Infinity is a mesmerizing and enticing space, incomprehensible yet at once the fundamental inspirational of the city. Today’s task demands the purposeful introduction of infinity, a wild and interpretable dimension into the city, an intentional and separated “nothingness” that absolutely refuses to be grasped and colonized. In the same way the cultures of the Neolithic celebrated the defined space for bestowing them comprehension, the city should offer us infinity as a means to imagine everyday life otherwise. By reintroducing infinity, thrilling space can be defined and the provocation to act can be offered.

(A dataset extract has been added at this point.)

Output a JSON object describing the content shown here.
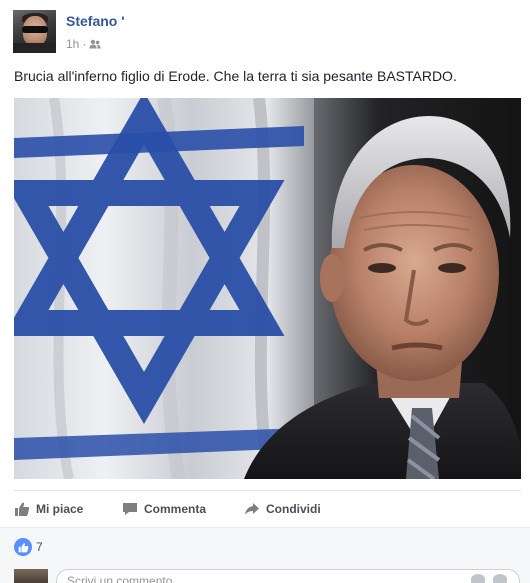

The Parameter of Conditions
The means by which we fill our innate desire for graspable space are not limited to visible demarcations, but can be drawn from the entirety of the sensory system and its capacity for environmental stimulation. Indeed, while the image of space and its ease of apprehension tend to dominate our experiential focus, it is space’s invisible properties and their wide range of conditions that constitute the first frontier of our corporeal interaction with the world. For much of man’s history, the definition of a particularly human set of spatial conditions was dictated by architecture, which served as the physical moderator of climatic extremes such that mankind might survive and even flourish with the outdoors. As we have migrated indoors, however, the relationship between architecture and its conditions has been broken, replaced by rapidly developing environmental technologies and quantitative conceptions of “comfort” that demand the neutrality of what cannot be seen. In the process, the body and its sensory needs have been lost, and architecture has fallen into the paradigm of “container” and “void.” Going forward, architects must revisit the latter, not as an empty residual of form, but as an active medium for communicating the vitality of conditions.

Survival
At its beginnings, architecture was intricately tied to the physical conditions of space. Borne out of the struggle to survive the climatic extremes of a primitive, outdoor existence, the first environments of man were clever adaptations to the variable and sometimes unforgiving environments of nature. These were informal habitations of instinct, grounded in the immediacy of sensory perception and maintained according to the changing physical properties of one’s surroundings. Thus, the cave was a bastion of thermal stability in the face of sudden temperature extremes; the tree bough offered shade during periods of intense mid-day solar radiation; the river supported migratory patterns in correspondence with seasonal
patterns of weather.

Upon the advent of large-scale farming, such natural and impermanent means towards environmental management – endemic of a nomadic way of living – gave way to the formal, “architectural” conceits of new sedentary societies in the West. Here, the thermal mass of the cave was replaced with the thickness of the bearing wall; the shade of the forest with the overhang of the eave; the migrations away from weather with the artificial modification of the natural climate, as exemplified by the fireplace hearth.20 The primary purpose of these interventions remained, as before, to negotiate the conditions of domestic space that would enable humans to best survive the periodic ebb and flow of the outdoors. Added to this now, however, was the prospect that man might also flourish with the outdoors by using his technical resources to exact some degree of control over the environments of nature. Indeed, the very practice of agriculture was founded on man’s propensity to artificially cultivate, process, and consume the bounties of the natural world.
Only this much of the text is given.